The ruling ideology of the age assumed that, as regrettable as this might be, the laws of economics required it.

After all, how else would chimneys ever get swept?

The first bill banning the employment of children under eight from chimney sweeping passed Parliament in 1788. But, like many immigration laws in America today, it was ignored. So was the 1834 act.

Then, the greatest reformer of the Victorian Era, Anthony Ashley Cooper, the seventh Earl of Shaftesbury, began his almost endless crusade to abolish child labor inside chimneys. Like William Wilberforce, the victor over the slave trade, Shaftesbury was a Tory, an evangelical Anglican, and a relentless parliamentarian.

In 1840, Shaftesbury carried a bill to regulate child chimney sweeps over " resistance that can only be called fanatical", in Johnson's words.

It also was not enforced.

Three more of Shaftesbury's bills failed in Parliament in the 1850s. He succeeded in 1864, but the legislation proved ineffective "due to a general conspiracy of local authorities, magistrates, police, judges, juries, and the public to frustrate the law. Boys continued to die…" including a seven-year-old who suffocated in a flue in 1873.

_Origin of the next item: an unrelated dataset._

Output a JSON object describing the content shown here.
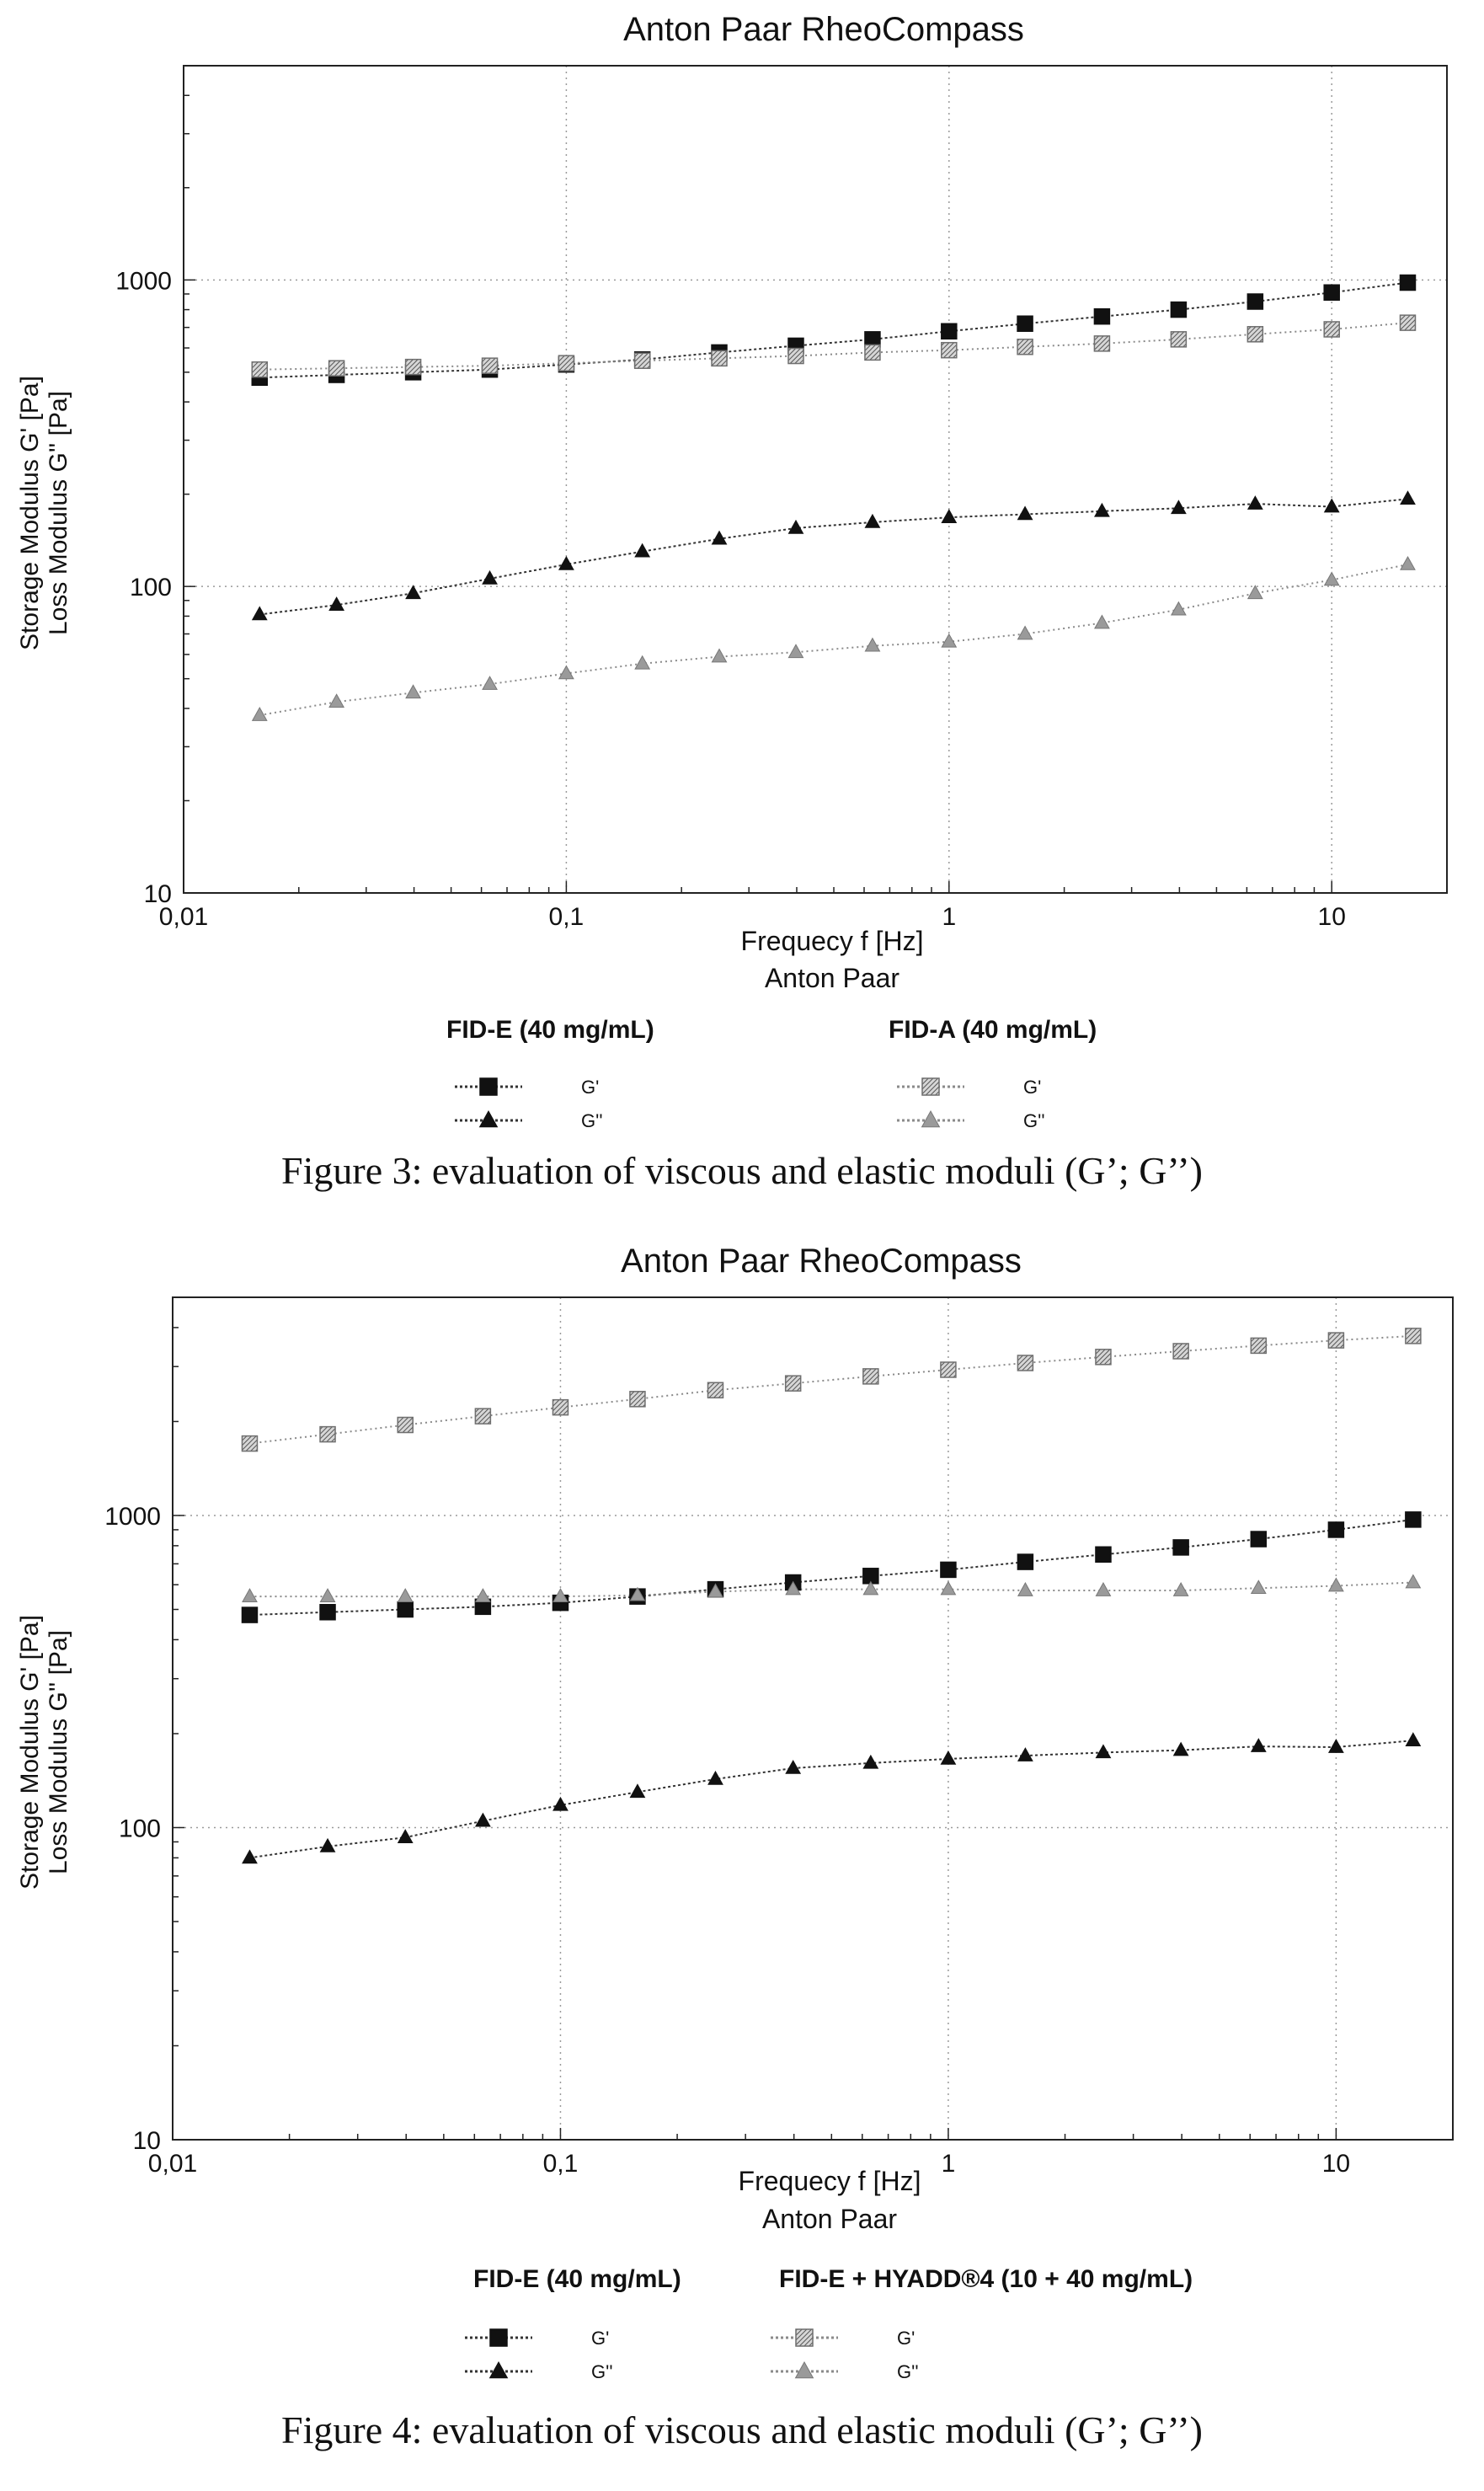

Shaftesbury finally succeeded in passing effective legislation in 1875.

And, of course, that winter everyone in Britain froze to death due to clogged chimneys.

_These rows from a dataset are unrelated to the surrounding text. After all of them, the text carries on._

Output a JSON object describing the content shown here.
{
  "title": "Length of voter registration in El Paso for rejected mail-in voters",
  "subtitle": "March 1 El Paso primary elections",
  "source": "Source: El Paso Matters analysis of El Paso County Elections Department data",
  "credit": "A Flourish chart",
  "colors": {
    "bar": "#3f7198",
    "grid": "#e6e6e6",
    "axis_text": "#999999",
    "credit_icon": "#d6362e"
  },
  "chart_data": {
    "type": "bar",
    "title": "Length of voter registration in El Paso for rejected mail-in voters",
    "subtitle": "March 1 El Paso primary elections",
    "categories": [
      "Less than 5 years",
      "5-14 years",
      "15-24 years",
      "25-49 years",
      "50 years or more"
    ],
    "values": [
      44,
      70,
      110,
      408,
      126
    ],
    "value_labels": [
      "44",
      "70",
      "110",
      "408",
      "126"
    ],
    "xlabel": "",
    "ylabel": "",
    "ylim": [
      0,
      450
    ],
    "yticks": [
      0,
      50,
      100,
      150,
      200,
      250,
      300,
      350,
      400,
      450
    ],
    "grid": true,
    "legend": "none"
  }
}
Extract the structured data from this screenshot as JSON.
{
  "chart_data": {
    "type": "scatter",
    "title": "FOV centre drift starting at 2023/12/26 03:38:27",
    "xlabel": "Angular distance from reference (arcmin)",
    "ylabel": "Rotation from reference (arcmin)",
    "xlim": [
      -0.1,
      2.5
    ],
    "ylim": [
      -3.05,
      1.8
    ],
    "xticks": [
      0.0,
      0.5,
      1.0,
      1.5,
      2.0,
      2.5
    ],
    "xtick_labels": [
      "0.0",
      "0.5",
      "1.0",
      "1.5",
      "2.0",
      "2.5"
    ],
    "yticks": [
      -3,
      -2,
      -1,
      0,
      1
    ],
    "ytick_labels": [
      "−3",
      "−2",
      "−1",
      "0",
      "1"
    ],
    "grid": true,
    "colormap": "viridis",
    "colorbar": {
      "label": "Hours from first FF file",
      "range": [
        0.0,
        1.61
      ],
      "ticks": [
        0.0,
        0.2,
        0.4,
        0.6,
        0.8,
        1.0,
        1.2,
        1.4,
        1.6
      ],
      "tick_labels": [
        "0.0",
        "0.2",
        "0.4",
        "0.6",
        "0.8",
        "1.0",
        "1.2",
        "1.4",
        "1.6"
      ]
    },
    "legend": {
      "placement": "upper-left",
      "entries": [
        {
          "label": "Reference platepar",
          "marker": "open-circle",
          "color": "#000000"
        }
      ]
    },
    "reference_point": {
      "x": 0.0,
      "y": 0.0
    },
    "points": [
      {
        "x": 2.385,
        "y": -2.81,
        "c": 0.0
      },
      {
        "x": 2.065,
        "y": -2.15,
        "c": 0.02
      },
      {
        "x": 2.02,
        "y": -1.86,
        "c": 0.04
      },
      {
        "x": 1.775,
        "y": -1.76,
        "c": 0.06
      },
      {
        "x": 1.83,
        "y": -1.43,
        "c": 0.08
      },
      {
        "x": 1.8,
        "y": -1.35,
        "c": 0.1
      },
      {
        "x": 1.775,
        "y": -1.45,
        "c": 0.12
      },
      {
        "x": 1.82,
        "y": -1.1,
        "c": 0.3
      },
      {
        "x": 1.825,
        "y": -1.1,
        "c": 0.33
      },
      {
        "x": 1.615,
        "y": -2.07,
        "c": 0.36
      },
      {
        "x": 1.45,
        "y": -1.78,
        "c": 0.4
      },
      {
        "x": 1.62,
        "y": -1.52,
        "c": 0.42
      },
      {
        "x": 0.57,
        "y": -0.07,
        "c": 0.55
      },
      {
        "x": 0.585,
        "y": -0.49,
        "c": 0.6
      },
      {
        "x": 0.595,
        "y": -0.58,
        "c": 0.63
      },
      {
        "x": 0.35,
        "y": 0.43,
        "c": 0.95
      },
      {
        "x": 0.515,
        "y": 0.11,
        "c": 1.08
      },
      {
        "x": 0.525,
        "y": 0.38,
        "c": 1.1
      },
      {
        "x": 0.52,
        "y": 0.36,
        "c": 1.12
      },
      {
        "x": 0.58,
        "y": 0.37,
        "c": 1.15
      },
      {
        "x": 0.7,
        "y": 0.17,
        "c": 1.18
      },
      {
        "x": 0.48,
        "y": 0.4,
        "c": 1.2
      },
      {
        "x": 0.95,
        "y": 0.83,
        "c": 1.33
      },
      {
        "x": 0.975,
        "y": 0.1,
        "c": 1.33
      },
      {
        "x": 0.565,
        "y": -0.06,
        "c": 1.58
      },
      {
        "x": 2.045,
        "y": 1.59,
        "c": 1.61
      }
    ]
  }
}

Oh, wait … sorry, that was in Bizarro Britain, where the reigning interpretations of economics actually applied. Rather like in Senator Kennedy's Abnormal America, where nobody will be able to afford to eat chicken without the Liberal Lion's amnesty and guest worker programs.

In the real Britain, however, the master chimney sweeps quickly found other ways to clean chimneys.

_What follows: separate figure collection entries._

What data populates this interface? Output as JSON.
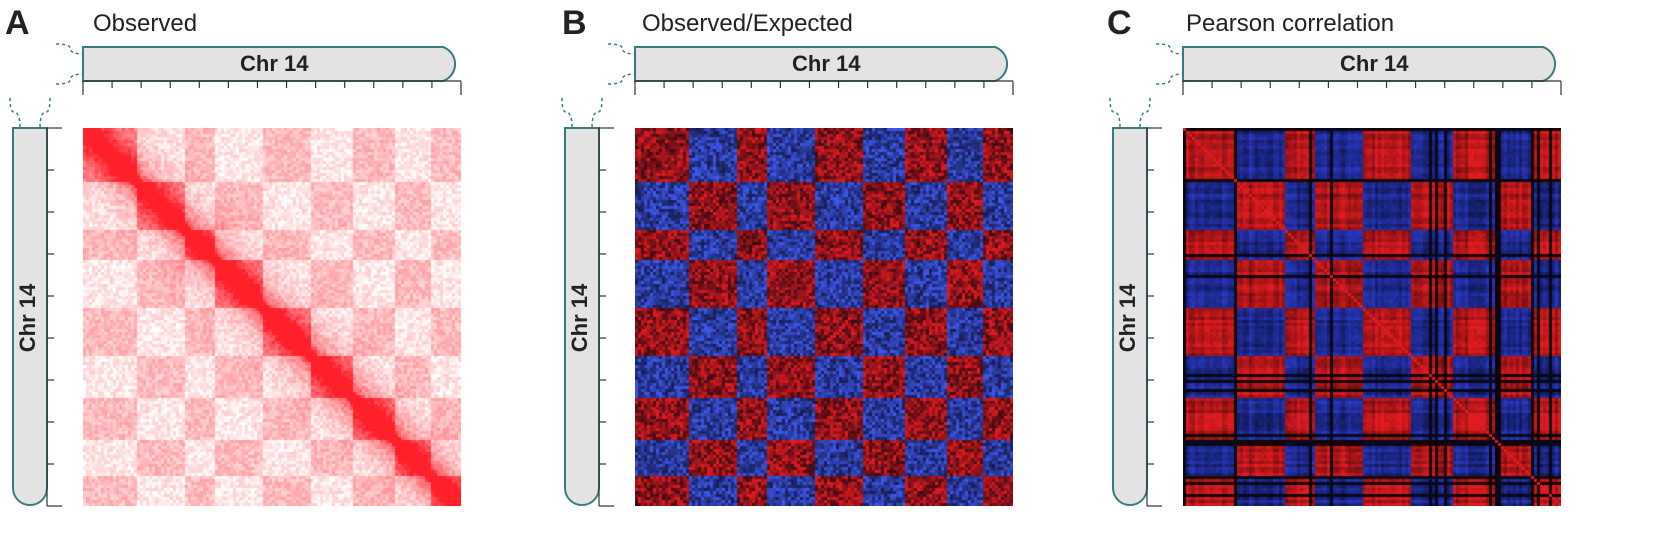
{
  "panels": [
    {
      "letter": "A",
      "title": "Observed",
      "chr_label_top": "Chr 14",
      "chr_label_left": "Chr 14",
      "map": "observed"
    },
    {
      "letter": "B",
      "title": "Observed/Expected",
      "chr_label_top": "Chr 14",
      "chr_label_left": "Chr 14",
      "map": "oe"
    },
    {
      "letter": "C",
      "title": "Pearson correlation",
      "chr_label_top": "Chr 14",
      "chr_label_left": "Chr 14",
      "map": "pearson"
    }
  ],
  "colors": {
    "chromosome_fill": "#e3e3e3",
    "chromosome_stroke": "#3a7b80",
    "observed_high": "#e0202a",
    "oe_high": "#e02020",
    "oe_low": "#3a5be0",
    "pearson_high": "#e01a20",
    "pearson_low": "#2a3ac8"
  }
}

And, equally, Americans will not starve if they are deprived a continuous influx of uneducated foreigners.

What we've learned since the early Victorian Era is that the world works in ways more responsive to intelligent effort than was imagined by Thomas Malthus:

In contrast to Dickensian England, with its Scrooge-like obsession with cheap labor, Americans traditionally enjoyed high wages because the country was underpopulated relative to its natural resources. This inspired American entrepreneurs to invest in labor-saving innovations, which, in a virtuous cycle, allowed even higher wages to be paid.

The most famous example: Henry Ford doubling his workers' salaries in 1914 after inventing the moving assembly line.

In the long run, the cheap labor obsession debilitated the English economy. After the brilliant innovations of the early Industrial Revolution, the English textile industry tended to stagnate. Paul Johnson explains:

"Factories paid higher wages than domestic industries; all the same, they were very low, chiefly because most of the factory hands were women and children. Low wages kept home consumer demand down; worse still, they removed the chief incentive to replace primitive machinery by the systematic adoption of new technology."

And then there was the long run impact on Britain's economic culture:

"State limitations of human exploitation came too late, and were too ineffective, to make the quest for productivity a virtue; the English did not discover it until the twentieth century, by which time the trade union movement had constructed powerful defenses against it."

Victorian Scroogeonomics helped engender its own nemesis. It drove the British working class far to the left of the American working class, leading to both the nationalization of major industries in the 1940s and a hatred of productivity improvements among unions, exemplified in the 1959 Peter Sellers' movie I'm All Right, Jack.